After almost twenty years as a features editor at Southern Living and Progressive Farmer magazines, Nancy Dorman-Hickson now freelances in Birmingham, Alabama. She co-authored Diplomacy and Diamonds, the best-selling memoir of Joanne King Herring, who was portrayed by Julia Roberts in the movie Charlie Wilson’s War. The Mississippi native’s in-progress memoir draws on stories from her rural childhood in the 1960s and 1970s to find answers to present-day questions about faith, loss, and living in today’s divided world.

Nancy’s essay, “A Brother Dying,” is just that . . . a memoir of her brother Dennis’s death from HIV AIDS. One of the themes I asked contributors to consider for this book was end-of-life stories. This short excerpt is from one of Nancy’s last visits with Dennis in a hospice facility. Dementia has invaded his brain. This story hit close to home for me, since I was holding my brother’s hand when he died. (Also my mother’s, my father’s, and my aunt’s.) This is part of one of their last conversations.

“A Brother Dying”

“Am I dying?” It is the pure, innocent question of a child asking his mother about some wonder, some puzzling riddle to be solved by someone he trusts. It’s a cosmic question that requires honesty.

“Yes,” I whisper, extinguishing the last flicker in the fantasy he—and to some extent, I have breathed life into since his diagnosis.

He closed his eyes, sighing deeply. “Okay,” he whispers, “Okay.” Then he opens his eyes again and ventures a step further: “Is it going to hurt?”

“God, I hope not,” I blurt. “I don’t think so.”

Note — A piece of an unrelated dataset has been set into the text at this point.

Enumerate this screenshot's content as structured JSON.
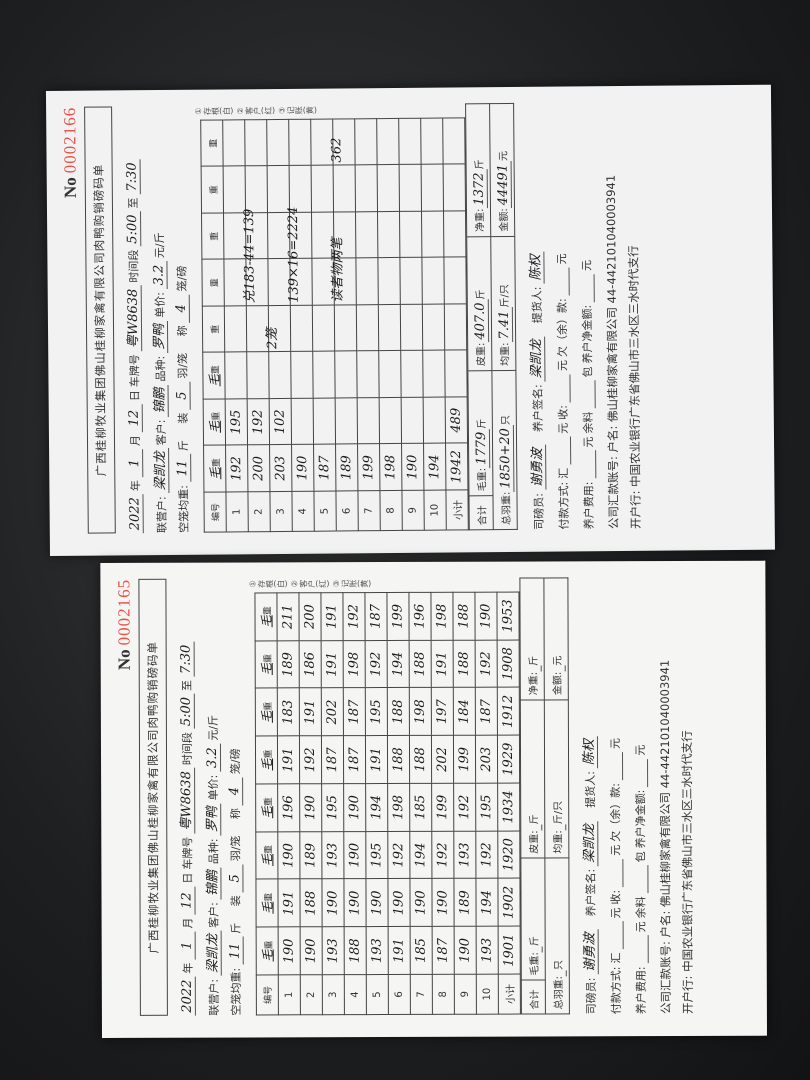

He mulls this over in the muddy river that is now his mind, then throws out a life preserver, that of his paper-thin hand, toward the only salvation we mortals can ever hope to give each other.

“Will you love me?” he asks.

A drowning woman, I cling desperately to his hand. “Yes, I will love you.” I feel the weak pulse of his hand in mine, and out of habit, try to will it to match the stronger rhythm of my own. . . . He falls asleep with me clutching his hand. I rock back and forth, back and forth, and pray voicelessly, mindlessly, “God, God, God, don’t let it hurt.”

When he wakes up again, he glances down, startled to find my hand still anchored in his. “Oh, I forgot. I forgot you were loving me.”

I am rock-sure of what to answer: “I will always love you,” I promise. “I will never forget to love you.”

This answer pleases him. He rewards me with a peaceful smile and closes his eyes to rest.